Fresh import limitations imposed on 623 goods

  • Central Bank requires 100% cash margin against importation
  • Goods include telecommunication devices, televisions, fruits, stationery
  • Goal is to preserve exchange rate stability: Central Bank
  • Decision despite economists warning of possible retaliation by WTO

By The Morning Business Desk

The Central Bank of Sri Lanka (CBSL) yesterday (9) imposed a 100% cash margin requirement against the importation of 623 selected goods, which according to the CBSL are of a “non-essential”, “non-urgent” nature.

Accordingly, the importation regulation applies to 623 selected goods that are imported under Letter of Credit (LC) and documents against acceptance terms with licensed commercial banks (LCBs) and National Savings Bank with immediate effect.

As such, certain goods in the categories of telecommunication devices; home appliances; clothing and accessories, such as babies’ garments, pyjamas, tracksuits, swimwear, t-shirts, underwear, footwear, watches; as well as certain fruits, beverages, cosmetics, other non-food consumables, such as musical instruments, tobacco products, toys, and stationery are subjected to this order.

Explaining the rationale behind this swift decision, the CBSL stated that this move has been taken to support the ongoing efforts to “preserve the stability of exchange rate and foreign currency market liquidity”, particularly by discouraging “excessive imports of speculative nature”. 

The decision to impose more import regulations comes at a time when Sri Lanka received a dollar influx of over $ 1 billion.

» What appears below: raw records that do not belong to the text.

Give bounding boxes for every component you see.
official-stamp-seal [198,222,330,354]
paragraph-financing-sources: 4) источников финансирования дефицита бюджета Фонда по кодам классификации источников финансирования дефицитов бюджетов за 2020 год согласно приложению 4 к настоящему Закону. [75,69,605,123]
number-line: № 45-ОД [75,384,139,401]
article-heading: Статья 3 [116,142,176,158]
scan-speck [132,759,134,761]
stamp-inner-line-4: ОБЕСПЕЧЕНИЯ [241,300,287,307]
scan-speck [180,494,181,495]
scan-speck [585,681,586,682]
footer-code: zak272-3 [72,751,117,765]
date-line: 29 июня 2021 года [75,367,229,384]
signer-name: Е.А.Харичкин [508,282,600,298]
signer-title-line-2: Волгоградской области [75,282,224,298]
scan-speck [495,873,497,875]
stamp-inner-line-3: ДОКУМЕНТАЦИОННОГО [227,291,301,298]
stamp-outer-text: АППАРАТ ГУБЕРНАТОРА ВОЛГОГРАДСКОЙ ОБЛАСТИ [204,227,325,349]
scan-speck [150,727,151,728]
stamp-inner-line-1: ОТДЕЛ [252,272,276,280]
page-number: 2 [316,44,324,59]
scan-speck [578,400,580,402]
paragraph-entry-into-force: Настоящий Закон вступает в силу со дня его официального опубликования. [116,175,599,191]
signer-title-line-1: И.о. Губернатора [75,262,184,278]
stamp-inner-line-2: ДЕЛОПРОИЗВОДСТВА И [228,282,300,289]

Two weeks ago, Sri Lanka’s swap agreement with Bangladesh’s Central Bank facilitated an inflow of $ 150 million while $ 737 million was received in the form of Special Drawing Rights (SDRs) from the International Monetary Fund (IMF), along with another renminbi facility of ¥ 2 billion from China Development Bank (CDB).

Sri Lanka’s import controls have already become a serious concern for the World Trade Organisation (WTO) and it is being viewed as a hindrance for fair trade. In the meantime, local economists too have been warning that there is a possibility that WTO may retaliate against Sri Lanka for its restrictions on imports.

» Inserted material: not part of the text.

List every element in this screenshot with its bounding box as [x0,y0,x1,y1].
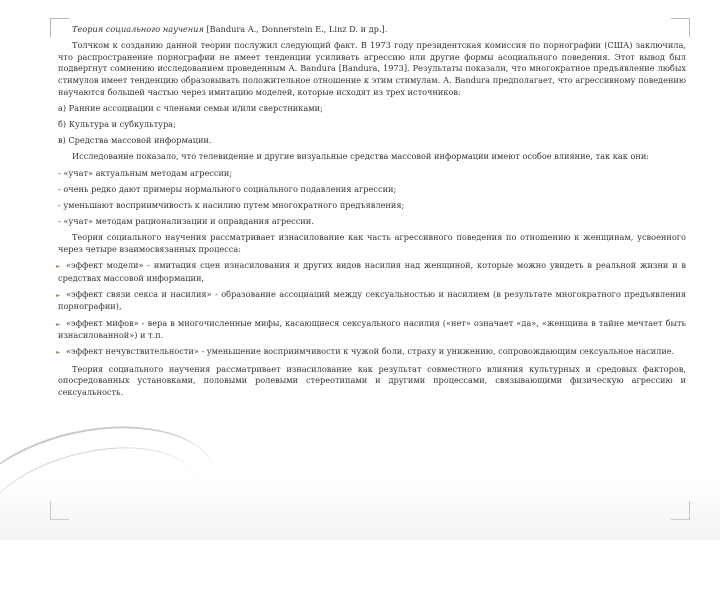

The CBSL further said that LCBs are subjected to a few other conditions in terms of importing goods. Accordingly, it is necessary for the cash margin deposit requirements to be on the total value of the invoice although the same invoice includes goods that are not covered by the directive issued by the CBSL.

In a situation where existing LCs account for the importation of goods covered by the aforesaid order, increasing the value of LCs is not permitted by the banks, with the exception of when such an increase is covered by the cash margin deposits as required.

Moreover, banks are ordered not to grant any advances to the customers in order to enable them to reach the minimum cash margin deposit requirement that has been in effect as per the order.

However, banks can certify the particular invoice with the cash margin deposit which has been ordered above. The margin deposit is allowed to be released when the documentary evidence has been provided via both the banking channels and Sri Lanka Customs as imports have been cleared.